Freed from job and family for a few wastrel days of coffee drinking, novel reading and justice dispensing, Foley could see grey quotidian as parti-coloured pageant, much as Joyce needed to get to Trieste to savour Dublin, or Proust to hole up in a darkened room to nail the Parisian beau monde.
In recession-chastened Britain, Foley may well have devised a new best-seller format: a how-to book offering a way of escape without leaving prison.
"The crucial thing is to start paying attention now." Like a budget Buddha, Foley counsels mindfulness, attending to the here and now rather than dreaming of the future or fetishising the past. That way we can sacralise the profane, even empathise with estate agents with tragic hairdos.
But Joyce and Proust, on whom Foley spends much time meditating in these pages, are not the only high priests of low life. He hails others: Alice Munro, Walker Evans, Edward Hopper, Georges Perec, David Foster Wallace, Jan Vermeer. He cites the advice of poet Rainer Maria Rilke to a depressed man: "If your daily life seems poor do not blame it; blame yourself, tell yourself that you are not poet enough to call forth its riches."
If there's a problem with Foley's book, it's that it might be seen as an apologia for political quietism. Instead of re-enchanting the quotidian, shouldn't we be hanging with Mark Ruffalo at Occupy or going on the rob with antinomian pre-pubescents? Only if, Foley all but replies, you think Buddhism's critique of human desire and its recommendations of how to elude it are conservative.

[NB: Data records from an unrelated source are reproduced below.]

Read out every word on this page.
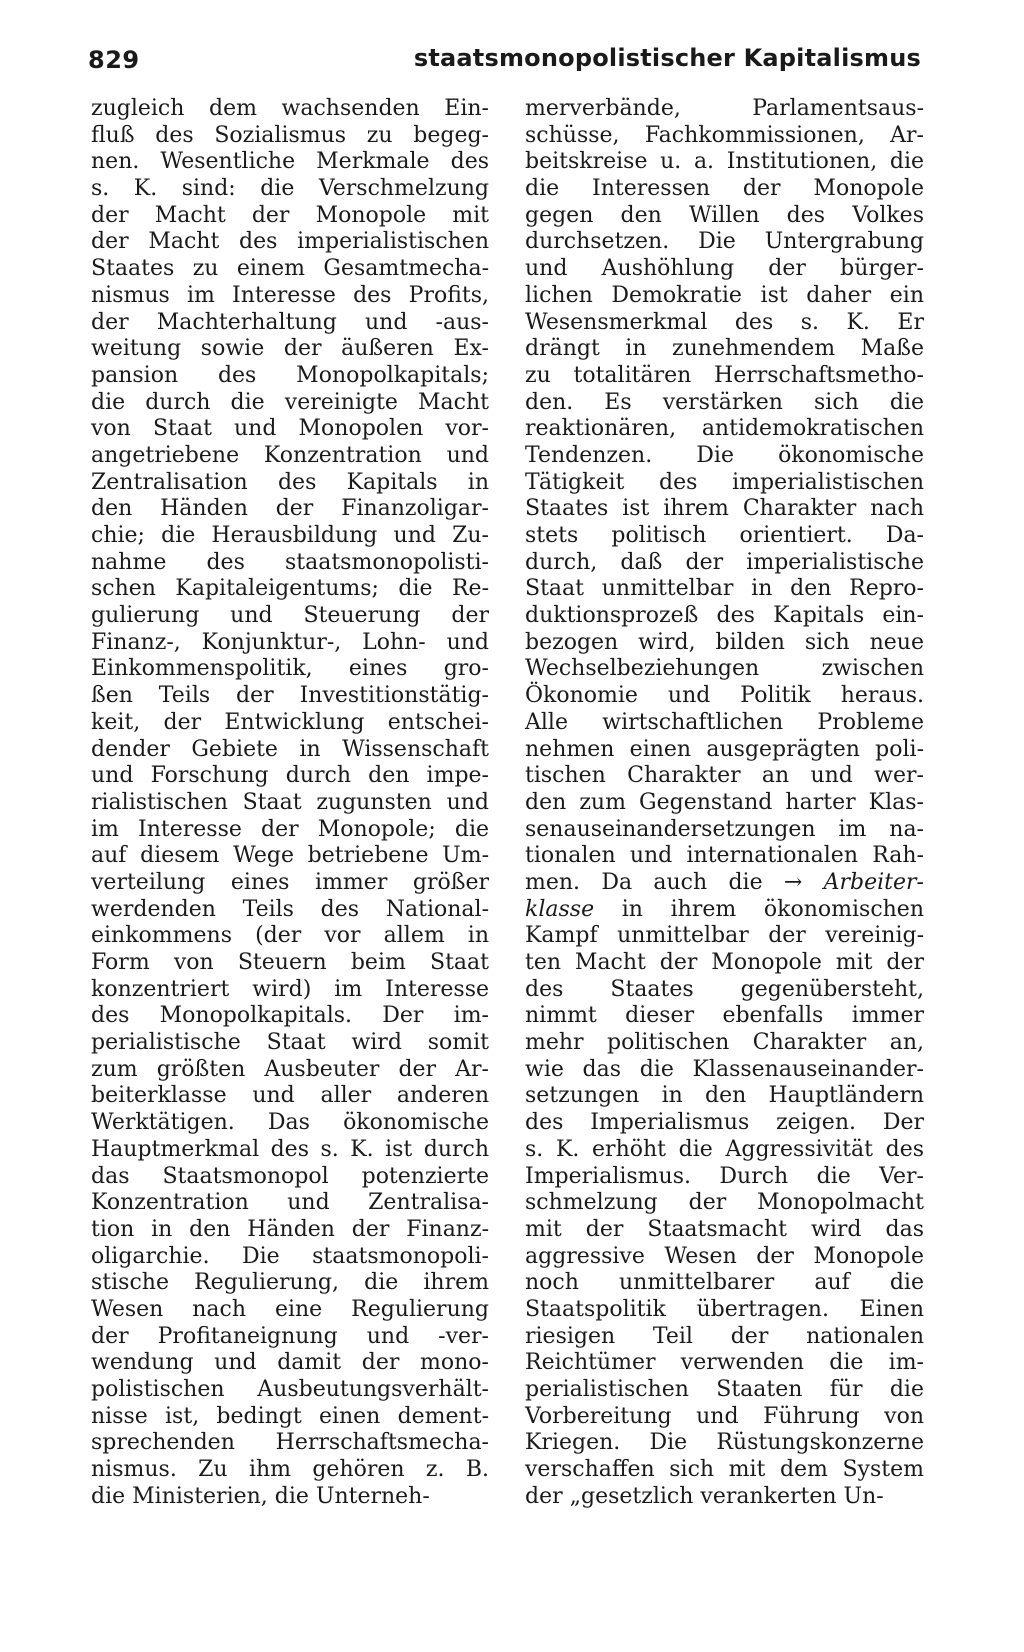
829	staatsmonopolistischer Kapitalismus
zugleich dem wachsenden Ein-
fluß des Sozialismus zu begeg-
nen. Wesentliche Merkmale des
s. K. sind: die Verschmelzung
der Macht der Monopole mit
der Macht des imperialistischen
Staates zu einem Gesamtmecha-
nismus im Interesse des Profits,
der Machterhaltung und -aus-
weitung sowie der äußeren Ex-
pansion des Monopolkapitals;
die durch die vereinigte Macht
von Staat und Monopolen vor-
angetriebene Konzentration und
Zentralisation des Kapitals in
den Händen der Finanzoligar-
chie; die Herausbildung und Zu-
nahme des staatsmonopolisti-
schen Kapitaleigentums; die Re-
gulierung und Steuerung der
Finanz-, Konjunktur-, Lohn- und
Einkommenspolitik, eines gro-
ßen Teils der Investitionstätig-
keit, der Entwicklung entschei-
dender Gebiete in Wissenschaft
und Forschung durch den impe-
rialistischen Staat zugunsten und
im Interesse der Monopole; die
auf diesem Wege betriebene Um-
verteilung eines immer größer
werdenden Teils des National-
einkommens (der vor allem in
Form von Steuern beim Staat
konzentriert wird) im Interesse
des Monopolkapitals. Der im-
perialistische Staat wird somit
zum größten Ausbeuter der Ar-
beiterklasse und aller anderen
Werktätigen. Das ökonomische
Hauptmerkmal des s. K. ist durch
das Staatsmonopol potenzierte
Konzentration und Zentralisa-
tion in den Händen der Finanz-
oligarchie. Die staatsmonopoli-
stische Regulierung, die ihrem
Wesen nach eine Regulierung
der Profitaneignung und -ver-
wendung und damit der mono-
polistischen Ausbeutungsverhält-
nisse ist, bedingt einen dement-
sprechenden Herrschaftsmecha-
nismus. Zu ihm gehören z. B.
die Ministerien, die Unterneh-
merverbände, Parlamentsaus-
schüsse, Fachkommissionen, Ar-
beitskreise u. a. Institutionen, die
die Interessen der Monopole
gegen den Willen des Volkes
durchsetzen. Die Untergrabung
und Aushöhlung der bürger-
lichen Demokratie ist daher ein
Wesensmerkmal des s. K. Er
drängt in zunehmendem Maße
zu totalitären Herrschaftsmetho-
den. Es verstärken sich die
reaktionären, antidemokratischen
Tendenzen. Die ökonomische
Tätigkeit des imperialistischen
Staates ist ihrem Charakter nach
stets politisch orientiert. Da-
durch, daß der imperialistische
Staat unmittelbar in den Repro-
duktionsprozeß des Kapitals ein-
bezogen wird, bilden sich neue
Wechselbeziehungen zwischen
Ökonomie und Politik heraus.
Alle wirtschaftlichen Probleme
nehmen einen ausgeprägten poli-
tischen Charakter an und wer-
den zum Gegenstand harter Klas-
senauseinandersetzungen im na-
tionalen und internationalen Rah-
men. Da auch die → Arbeiter-
klasse in ihrem ökonomischen
Kampf unmittelbar der vereinig-
ten Macht der Monopole mit der
des Staates gegenübersteht,
nimmt dieser ebenfalls immer
mehr politischen Charakter an,
wie das die Klassenauseinander-
setzungen in den Hauptländern
des Imperialismus zeigen. Der
s. K. erhöht die Aggressivität des
Imperialismus. Durch die Ver-
schmelzung der Monopolmacht
mit der Staatsmacht wird das
aggressive Wesen der Monopole
noch unmittelbarer auf die
Staatspolitik übertragen. Einen
riesigen Teil der nationalen
Reichtümer verwenden die im-
perialistischen Staaten für die
Vorbereitung und Führung von
Kriegen. Die Rüstungskonzerne
verschaffen sich mit dem System
der „gesetzlich verankerten Un-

Foley includes chapters on the poetry of everyday language, the allure of snobbery, the delights of bunking off and having sex with your spouse on a wet Tuesday afternoon, on the office (including a fine discussion of the pencil) and the home (a superb co-opting of Heidegger's eulogy to the jug).
At the end Foley imagines a Centre for the Appreciation of Everyday Life with him as president, which sounds harrowingly Bottonian.